Boot with windows 10 USB / DVD etc. press shift+F10 on first screen. This will come up with command prompt. At command prompt run these commands.
& 3. Using diskpart to make space, create a partition
diskpart
list disk
select disk # (#, replace with 0, 1, 2 etc. put the # of the drive you are trying to fix, I recommend disconnecting other drives first)
list partition (There might be 1,2,3 etc listed. In my case there was only partition 1 and no unallocated space.)
select partition # (In my case partition 1, which ever partition is the primary with the largest amount of space)
shrink desired=500 (Making 500mb of space on the partition)

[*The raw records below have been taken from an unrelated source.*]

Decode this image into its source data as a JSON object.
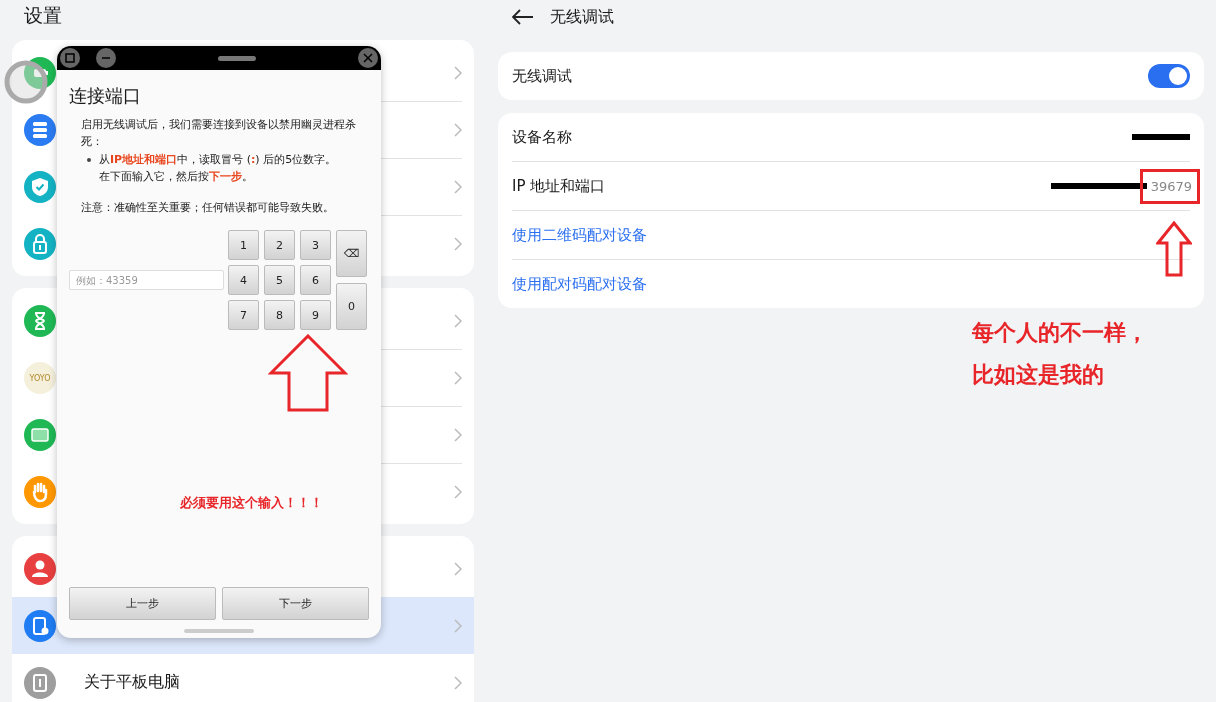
{
  "settings_title": "设置",
  "settings_groups": [
    [
      {
        "kind": "battery",
        "color": "#1fb855",
        "selected": false
      },
      {
        "kind": "storage",
        "color": "#2b7cf2",
        "selected": false
      },
      {
        "kind": "shield",
        "color": "#14b3c4",
        "selected": false
      },
      {
        "kind": "lock",
        "color": "#14b3c4",
        "selected": false
      }
    ],
    [
      {
        "kind": "hourglass",
        "color": "#1fb855",
        "selected": false
      },
      {
        "kind": "yoyo",
        "label": "YOYO",
        "color": "#f5f0dc",
        "selected": false
      },
      {
        "kind": "tablet",
        "color": "#1fb855",
        "selected": false
      },
      {
        "kind": "hand",
        "color": "#ff9800",
        "selected": false
      }
    ],
    [
      {
        "kind": "person",
        "color": "#e84040",
        "selected": false
      },
      {
        "kind": "device_gear",
        "color": "#1f7cf2",
        "selected": true
      },
      {
        "kind": "info",
        "label": "关于平板电脑",
        "color": "#9e9e9e",
        "selected": false
      }
    ]
  ],
  "page_title": "无线调试",
  "toggle": {
    "label": "无线调试",
    "on": true
  },
  "info_rows": [
    {
      "label": "设备名称",
      "kind": "redacted"
    },
    {
      "label": "IP 地址和端口",
      "kind": "redacted_port",
      "value": "39679"
    }
  ],
  "links": [
    "使用二维码配对设备",
    "使用配对码配对设备"
  ],
  "annotation_lines": [
    "每个人的不一样，",
    "比如这是我的"
  ],
  "dialog": {
    "title": "连接端口",
    "intro": "启用无线调试后，我们需要连接到设备以禁用幽灵进程杀死：",
    "bullet_lines": [
      "从**IP地址和端口**中，读取冒号 (**:**) 后的5位数字。",
      "在下面输入它，然后按**下一步**。"
    ],
    "note": "注意：准确性至关重要；任何错误都可能导致失败。",
    "input": {
      "placeholder": "例如：43359"
    },
    "keys": [
      "1",
      "2",
      "3",
      "4",
      "5",
      "6",
      "7",
      "8",
      "9"
    ],
    "backspace": "⌫",
    "zero": "0",
    "annotation": "必须要用这个输入！！！",
    "buttons": [
      "上一步",
      "下一步"
    ]
  }
}
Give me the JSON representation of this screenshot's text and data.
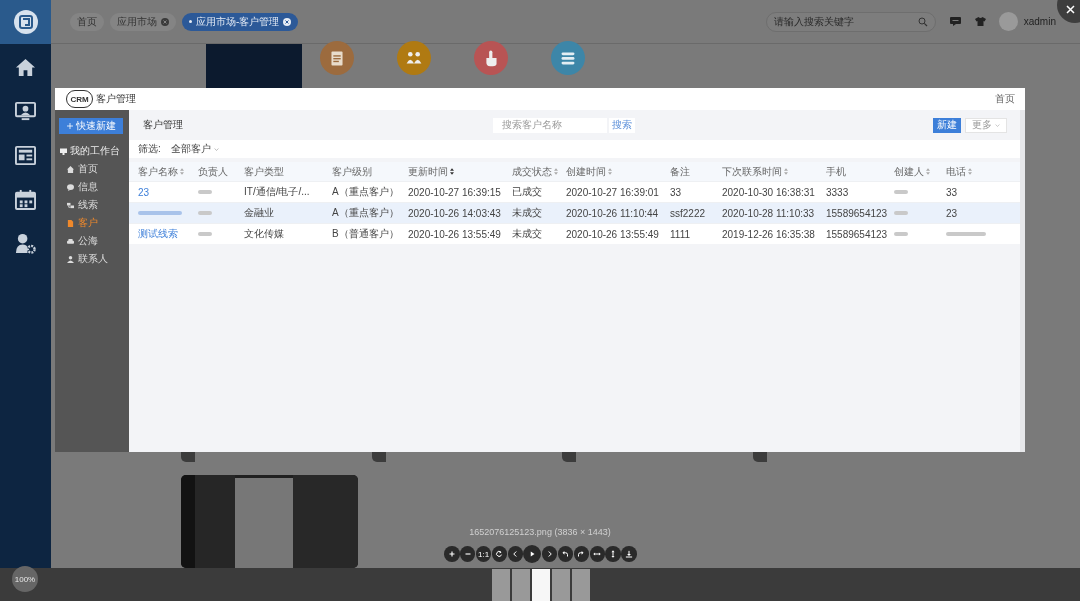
{
  "sidebar": {
    "items": [
      {
        "kind": "home"
      },
      {
        "kind": "monitor"
      },
      {
        "kind": "news"
      },
      {
        "kind": "calendar"
      },
      {
        "kind": "user-gear"
      }
    ]
  },
  "tabs": [
    {
      "label": "首页",
      "closable": false,
      "selected": false
    },
    {
      "label": "应用市场",
      "closable": true,
      "selected": false
    },
    {
      "label": "应用市场-客户管理",
      "closable": true,
      "selected": true
    }
  ],
  "search": {
    "placeholder": "请输入搜索关键字"
  },
  "user": {
    "name": "xadmin"
  },
  "app_tiles": [
    {
      "kind": "note",
      "color": "#9c6b3e"
    },
    {
      "kind": "people",
      "color": "#b07a12"
    },
    {
      "kind": "hand",
      "color": "#b85454"
    },
    {
      "kind": "list",
      "color": "#3d86a8"
    }
  ],
  "viewer": {
    "image": {
      "logo": "CRM",
      "title": "客户管理",
      "header_link": "首页",
      "new_button": "快速新建",
      "workspace": "我的工作台",
      "nav": [
        {
          "label": "首页",
          "kind": "home",
          "selected": false
        },
        {
          "label": "信息",
          "kind": "chat",
          "selected": false
        },
        {
          "label": "线索",
          "kind": "lead",
          "selected": false
        },
        {
          "label": "客户",
          "kind": "doc",
          "selected": true
        },
        {
          "label": "公海",
          "kind": "car",
          "selected": false
        },
        {
          "label": "联系人",
          "kind": "person",
          "selected": false
        }
      ],
      "page_title": "客户管理",
      "search": {
        "placeholder": "搜索客户名称",
        "button": "搜索"
      },
      "actions": [
        {
          "label": "新建",
          "kind": "primary"
        },
        {
          "label": "更多",
          "kind": "dropdown"
        }
      ],
      "filter": {
        "label": "筛选:",
        "value": "全部客户"
      },
      "table": {
        "columns": [
          {
            "label": "客户名称",
            "sortable": true,
            "sorted": false
          },
          {
            "label": "负责人",
            "sortable": false,
            "sorted": false
          },
          {
            "label": "客户类型",
            "sortable": false,
            "sorted": false
          },
          {
            "label": "客户级别",
            "sortable": false,
            "sorted": false
          },
          {
            "label": "更新时间",
            "sortable": true,
            "sorted": true
          },
          {
            "label": "成交状态",
            "sortable": true,
            "sorted": false
          },
          {
            "label": "创建时间",
            "sortable": true,
            "sorted": false
          },
          {
            "label": "备注",
            "sortable": false,
            "sorted": false
          },
          {
            "label": "下次联系时间",
            "sortable": true,
            "sorted": false
          },
          {
            "label": "手机",
            "sortable": false,
            "sorted": false
          },
          {
            "label": "创建人",
            "sortable": true,
            "sorted": false
          },
          {
            "label": "电话",
            "sortable": true,
            "sorted": false
          }
        ],
        "rows": [
          {
            "selected": false,
            "cells": [
              "23",
              {
                "kind": "blurred"
              },
              "IT/通信/电子/...",
              "A（重点客户）",
              "2020-10-27 16:39:15",
              "已成交",
              "2020-10-27 16:39:01",
              "33",
              "2020-10-30 16:38:31",
              "3333",
              {
                "kind": "blurred"
              },
              "33"
            ]
          },
          {
            "selected": true,
            "cells": [
              {
                "kind": "blurred"
              },
              {
                "kind": "blurred"
              },
              "金融业",
              "A（重点客户）",
              "2020-10-26 14:03:43",
              "未成交",
              "2020-10-26 11:10:44",
              "ssf2222",
              "2020-10-28 11:10:33",
              "15589654123",
              {
                "kind": "blurred"
              },
              "23"
            ]
          },
          {
            "selected": false,
            "cells": [
              "测试线索",
              {
                "kind": "blurred"
              },
              "文化传媒",
              "B（普通客户）",
              "2020-10-26 13:55:49",
              "未成交",
              "2020-10-26 13:55:49",
              "1111",
              "2019-12-26 16:35:38",
              "15589654123",
              {
                "kind": "blurred"
              },
              {
                "kind": "blurred"
              }
            ]
          }
        ]
      }
    },
    "filename": "1652076125123.png (3836 × 1443)",
    "toolbar": [
      {
        "kind": "zoom-in"
      },
      {
        "kind": "zoom-out"
      },
      {
        "kind": "actual-size",
        "label": "1:1"
      },
      {
        "kind": "reset"
      },
      {
        "kind": "prev"
      },
      {
        "kind": "play"
      },
      {
        "kind": "next"
      },
      {
        "kind": "rotate-left"
      },
      {
        "kind": "rotate-right"
      },
      {
        "kind": "flip-h"
      },
      {
        "kind": "flip-v"
      },
      {
        "kind": "download"
      }
    ],
    "thumbnails": [
      {
        "selected": false
      },
      {
        "selected": false
      },
      {
        "selected": true
      },
      {
        "selected": false
      },
      {
        "selected": false
      }
    ],
    "zoom": "100%"
  }
}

create partition efi (Making the new boot partition)
format quick fs=fat32 (Reformatting to the new partition to fat32)
list volume (write down your windows volume listed under Ltr. This is the drive that the windows is installed to that we are trying to fix, in my case C. If no letter is present that means it is unmounted, but it should be if you did the stuff above)
exit (exit from diskpart)
bcdboot X:\windows (In this case my drive letter was C before, replace X for whatever drive letter was shown in list volume)
exit (Closes cmd)
retracgib@reddit
I also have this problem... I don't want to lose everything on the OS drive...
BodybuilderOk2451@reddit
Did you already fix your issue? Can't you just repair Windows boot on the correct drive after booting from installation media. I've got the same issue, I'll try it soon.
retracgib@reddit
I wasn't able to get windows repair to work but YMMV.
I actually was able to follow some instructions from none other than ChatGPT to manually re-create my boot partition on an extra HDD I had sitting around. So, the HDD has the boot record and points to my actual OS drive. It's janky as hell, but I only needed access to the old OS temporarily, so it was fine by me.